WHO's traditional medicine strategy is a policy document about how countries can govern traditional and complementary medicine; it is not a blanket endorsement of every therapy. WHO's ICD-11 traditional medicine chapter is a classification tool intended to count and compare traditional medicine conditions, not a clinical guideline. NCCIH is useful for U.S. readers because it separates the existence of clinical studies from the strength and condition-specific relevance of evidence. This distinction matters: acupuncture, tai chi, herbal products, hospital-based TCM, and classical theory should not be collapsed into one yes-or-no claim.

Safety sourcing is equally important.

How to use it

A TCM history page should explain institutional change, including modern standardization and state support. A TCM regulation page should discuss the 2016 law and product oversight. A TCM evidence page should name the condition, intervention, comparator, outcome, safety issue, and evidence quality. A TCM market page should distinguish hospital services, prescription products, over-the-counter products, exports, wellness services, and cultural branding. The goal is neither promotional writing nor reflexive dismissal; it is precise classification of the claim being made.

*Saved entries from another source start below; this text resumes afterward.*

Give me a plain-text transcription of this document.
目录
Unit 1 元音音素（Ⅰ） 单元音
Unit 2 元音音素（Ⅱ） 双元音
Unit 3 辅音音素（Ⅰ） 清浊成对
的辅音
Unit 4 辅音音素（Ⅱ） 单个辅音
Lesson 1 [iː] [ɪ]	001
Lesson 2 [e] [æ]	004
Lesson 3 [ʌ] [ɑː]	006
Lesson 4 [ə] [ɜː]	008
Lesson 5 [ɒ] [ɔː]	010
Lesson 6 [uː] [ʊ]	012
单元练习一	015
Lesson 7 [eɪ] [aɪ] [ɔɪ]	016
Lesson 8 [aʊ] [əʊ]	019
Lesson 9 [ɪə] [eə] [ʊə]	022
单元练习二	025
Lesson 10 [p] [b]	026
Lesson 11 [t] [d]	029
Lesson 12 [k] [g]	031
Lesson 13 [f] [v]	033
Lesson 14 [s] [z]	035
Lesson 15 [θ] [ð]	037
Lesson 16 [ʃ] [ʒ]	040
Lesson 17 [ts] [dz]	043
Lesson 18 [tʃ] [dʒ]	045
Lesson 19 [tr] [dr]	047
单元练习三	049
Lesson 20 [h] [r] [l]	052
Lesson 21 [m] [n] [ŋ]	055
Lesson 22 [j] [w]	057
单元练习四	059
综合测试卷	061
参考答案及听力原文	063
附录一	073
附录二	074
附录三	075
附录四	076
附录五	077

That classification matters because TCM pages often attract overbroad claims. A hospital-based acupuncture service, a classical diagnostic concept, a patented herbal product, a dietary supplement exported to the United States, and a WHO coding category are not the same thing. They have different evidence standards, regulatory routes, safety issues, and commercial implications. Good sourcing keeps those categories separate and prevents a cultural or policy source from being used as if it were a clinical trial.